During the summer, I stumbled upon two of the greatest resources for the beginning go player: Game of Go: The National Game of Japan by Arthur Smith and Hikaru no Go. The latter has a surprising amount of information pertinent to the beginner, while the former stands as perhaps the best introduction to the game. These works combined with much playing on Fly or Die led to a lopsided victory over my friend on my return to college. I had learned the importance of controlling the corners and the sides in order to gain advantage in the battle for the center. The Mongol cavalry met solid squares of Swiss pike and, like the French cavalry at Waterloo, dashed itself against the fighting square. He took the loss with good humor. Though he seldom afterwards beat me at this game, he was still an opponent to be reckoned with for his skillful tactics in the center and ability to calculate with exactitude.
I should watch the anime again or read the manga. Such a good story!

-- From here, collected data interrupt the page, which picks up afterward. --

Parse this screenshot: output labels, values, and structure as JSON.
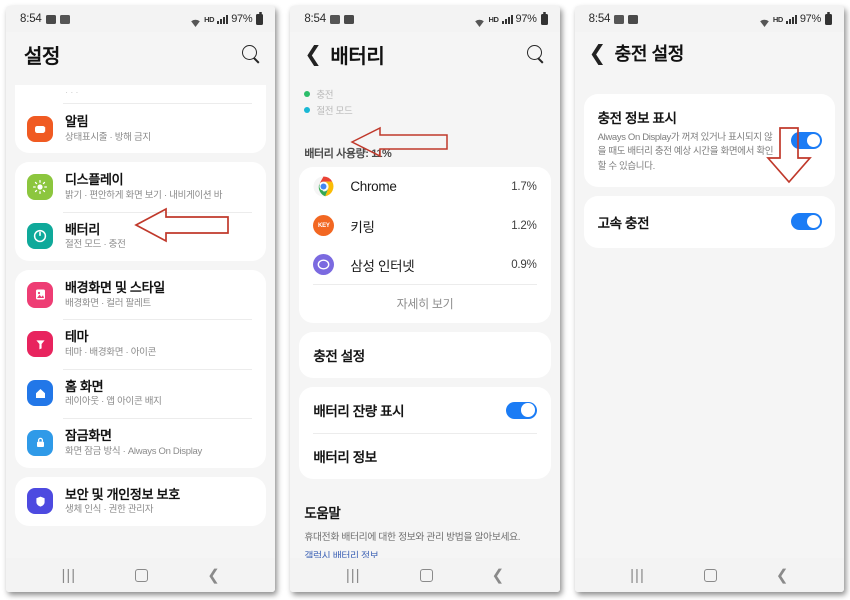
{
  "status_bar": {
    "time": "8:54",
    "battery_percent": "97%",
    "network_label": "HD",
    "icons": [
      "app-notification-icon",
      "app-notification-icon-2",
      "wifi-icon",
      "hd-voice-icon",
      "signal-icon",
      "battery-icon"
    ]
  },
  "panel_settings": {
    "title": "설정",
    "search_icon": "search-icon",
    "cut_off_row_subtitle": "· · ·",
    "groups": [
      {
        "items": [
          {
            "title": "알림",
            "subtitle": "상태표시줄 · 방해 금지",
            "icon": "notifications-icon",
            "color": "#f05a22"
          }
        ]
      },
      {
        "items": [
          {
            "title": "디스플레이",
            "subtitle": "밝기 · 편안하게 화면 보기 · 내비게이션 바",
            "icon": "display-icon",
            "color": "#8cc63e"
          },
          {
            "title": "배터리",
            "subtitle": "절전 모드 · 충전",
            "icon": "battery-icon",
            "color": "#0fa99a"
          }
        ]
      },
      {
        "items": [
          {
            "title": "배경화면 및 스타일",
            "subtitle": "배경화면 · 컬러 팔레트",
            "icon": "wallpaper-icon",
            "color": "#ee3d74"
          },
          {
            "title": "테마",
            "subtitle": "테마 · 배경화면 · 아이콘",
            "icon": "themes-icon",
            "color": "#e8245e"
          },
          {
            "title": "홈 화면",
            "subtitle": "레이아웃 · 앱 아이콘 배지",
            "icon": "home-screen-icon",
            "color": "#2277e8"
          },
          {
            "title": "잠금화면",
            "subtitle": "화면 잠금 방식 · Always On Display",
            "icon": "lock-screen-icon",
            "color": "#2f9ae8"
          }
        ]
      },
      {
        "items": [
          {
            "title": "보안 및 개인정보 보호",
            "subtitle": "생체 인식 · 권한 관리자",
            "icon": "security-icon",
            "color": "#4d4ae0"
          }
        ]
      }
    ]
  },
  "panel_battery": {
    "title": "배터리",
    "back_icon": "back-chevron-icon",
    "search_icon": "search-icon",
    "legend": [
      {
        "label": "충전",
        "color": "#2bbd6a"
      },
      {
        "label": "절전 모드",
        "color": "#19b8d4"
      }
    ],
    "usage_heading": "배터리 사용량: 11%",
    "apps": [
      {
        "name": "Chrome",
        "percent": "1.7%",
        "icon": "chrome-icon"
      },
      {
        "name": "키링",
        "percent": "1.2%",
        "icon": "keyring-icon"
      },
      {
        "name": "삼성 인터넷",
        "percent": "0.9%",
        "icon": "samsung-internet-icon"
      }
    ],
    "more_label": "자세히 보기",
    "charging_settings_label": "충전 설정",
    "battery_percent_row": {
      "label": "배터리 잔량 표시",
      "toggle_on": true
    },
    "battery_info_label": "배터리 정보",
    "help": {
      "title": "도움말",
      "text": "휴대전화 배터리에 대한 정보와 관리 방법을 알아보세요.",
      "link": "갤럭시 배터리 정보"
    }
  },
  "panel_charging": {
    "title": "충전 설정",
    "back_icon": "back-chevron-icon",
    "rows": [
      {
        "title": "충전 정보 표시",
        "desc": "Always On Display가 꺼져 있거나 표시되지 않을 때도 배터리 충전 예상 시간을 화면에서 확인할 수 있습니다.",
        "toggle_on": true
      },
      {
        "title": "고속 충전",
        "desc": "",
        "toggle_on": true
      }
    ]
  },
  "nav_bar": {
    "recents": "|||",
    "home": "home-square-icon",
    "back": "back-chevron-icon"
  },
  "annotations": {
    "color": "#c0392b",
    "arrow_1": "left-arrow pointing at 배터리 row",
    "arrow_2": "left-arrow pointing at 충전 설정 row",
    "arrow_3": "down-arrow pointing at 고속 충전 toggle"
  }
}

These victories turned me into a fervent apostle of the game, and I preached its virtues to Jew and Gentile. Devouring every work I could get my hands on, I established myself as the greatest authority of the game at college until the 6-dan arrived. To my surprise and chagrin, my dominance on the board earned me the nickname of “the Go Rapist” among my friends. But, those defects which cause the downfall of every champion began to gnaw at me: boredom in not finding an equal on the board (go is best played with equals, despite whatever advantage handicaps accrue to the weaker player) and the fear of losing. The more I feared losing, the more conservative and uninteresting my play became. At the same time, my roommate doggedly studied the game with the goal of beating me, and, during senior year shortly after one game where I only won by a single point, he became the dominant player! Though at present we are both out of practice, I’d say that he still remains the superior player.
Now, I am no longer the masterful player of five years ago, but I’d like to be. There is a certain pleasure in starting again from the bottom. The game does not bore me at all, and winning or losing is a lesser concern to playing well. To my dear readers who love games of reason, skill, and intuition, be sure to give go a shot and to have a cup of tea next to you when you do!